Revisiting Gender Roles: The Need for Equitability when Sharing Household Chores Between Your Sons and Daughters
[By Mamudou Jallow]
Most of us will agree that our children are gifts from God. Yet the way we treat these gifts vary significantly depending on their gender. This is especially so when it comes to sharing household chores between our children. In most of our homes, our sons are treated like princes, with hardly any significant chores assigned to them while our daughters are inundated with every chore that there is around the house.
Just visit any household during school break or during weekends, hardly will you find the boys around. From the time they’d eaten their breakfast, the boys go off to play with their friends. Boys have the whole day to themselves engaged in leisurely activities from playing football to idly chatting with their friends. When they are at home, all they do is watch TV or play video games. Unfortunately, the daily routine of the girl child is a sharp contrast to that of our boys.
While our boys are left to wake up on their own on most non-school days, we hastily wake our girls early in the morning to help us with work around the house. They help sweep our houses, clean the overnight dirty dishes, and help in fixing breakfast and in the cleanup after breakfast. By the time they are done with that, we ask them to help in cooking the launch, doing more washing of pots and plates and also serving launch.
Before she goes to bed on a given day, a girl would have spent between eight to ten hours of her time on chores around the house, errands to the shop or taking care of her younger ones while her male counterparts do absolutely nothing productive. It is time we stop that right away.
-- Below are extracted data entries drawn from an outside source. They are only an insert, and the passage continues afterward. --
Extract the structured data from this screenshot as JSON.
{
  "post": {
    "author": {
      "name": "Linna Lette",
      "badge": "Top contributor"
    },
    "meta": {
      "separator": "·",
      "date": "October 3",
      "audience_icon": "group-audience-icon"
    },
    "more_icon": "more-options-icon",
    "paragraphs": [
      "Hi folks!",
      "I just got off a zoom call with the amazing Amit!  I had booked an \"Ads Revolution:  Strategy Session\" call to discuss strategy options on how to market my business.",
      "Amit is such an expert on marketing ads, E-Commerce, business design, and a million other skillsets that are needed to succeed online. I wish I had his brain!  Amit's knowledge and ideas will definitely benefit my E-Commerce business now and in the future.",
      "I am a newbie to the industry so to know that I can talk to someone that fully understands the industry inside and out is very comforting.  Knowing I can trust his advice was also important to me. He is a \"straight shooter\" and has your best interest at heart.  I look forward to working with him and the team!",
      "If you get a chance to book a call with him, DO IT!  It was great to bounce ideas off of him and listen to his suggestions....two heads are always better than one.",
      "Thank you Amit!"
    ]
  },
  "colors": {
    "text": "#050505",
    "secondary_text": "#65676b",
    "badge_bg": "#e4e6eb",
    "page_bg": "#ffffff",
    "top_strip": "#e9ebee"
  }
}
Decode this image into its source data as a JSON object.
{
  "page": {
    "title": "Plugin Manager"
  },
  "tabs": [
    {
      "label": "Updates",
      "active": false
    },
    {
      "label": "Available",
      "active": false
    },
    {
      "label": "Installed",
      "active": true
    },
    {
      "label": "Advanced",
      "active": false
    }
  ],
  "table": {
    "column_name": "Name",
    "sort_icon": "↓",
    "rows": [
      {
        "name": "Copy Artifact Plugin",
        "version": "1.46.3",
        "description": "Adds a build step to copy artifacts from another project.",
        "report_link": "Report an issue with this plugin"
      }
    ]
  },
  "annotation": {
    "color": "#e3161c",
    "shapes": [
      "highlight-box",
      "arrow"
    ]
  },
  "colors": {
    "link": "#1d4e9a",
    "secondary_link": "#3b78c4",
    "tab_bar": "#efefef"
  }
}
To begin with, we must understand that when it comes to household chores and work in general, there is no task that is specific to females alone. If cooking was really feminine, then how come most of the world’s best chefs are male? Why is cleaning dishes considered a girl’s thing but dirtying them is the expertise of the boys? We really need to take a step back and look at how we’ve unfairly reduced our daughters to servants right in our own houses.
Have we ever considered the impressions that such actions will have on our kids who we say are the leaders of tomorrow? By inundating our girls with chores around the house and letting the boys do practically nothing, are we not teaching our kids that they are not equal? Are we not silently saying that our girls are objects but our boys are royalty? Are we teaching our male children any compassion and respect towards their female counterparts?
It goes without saying that most of the abuses directed towards women in society and in our workplaces trace their roots back to our homes. Most men have been sub-consciously taught that they are superior to women and so lashing out at women is nothing strange for some men due to the way they’ve been raised.
We will be doing ourselves and the future generations a great service if we start treating our male and female children equally. It is only by showing our boys at an early age that their female siblings are of equal importance would they grow up respecting and honoring women in general. The re-orientation process should start with being equitable in sharing household chores between our female and male children. After all, aren’t our female children precious gifts from God too?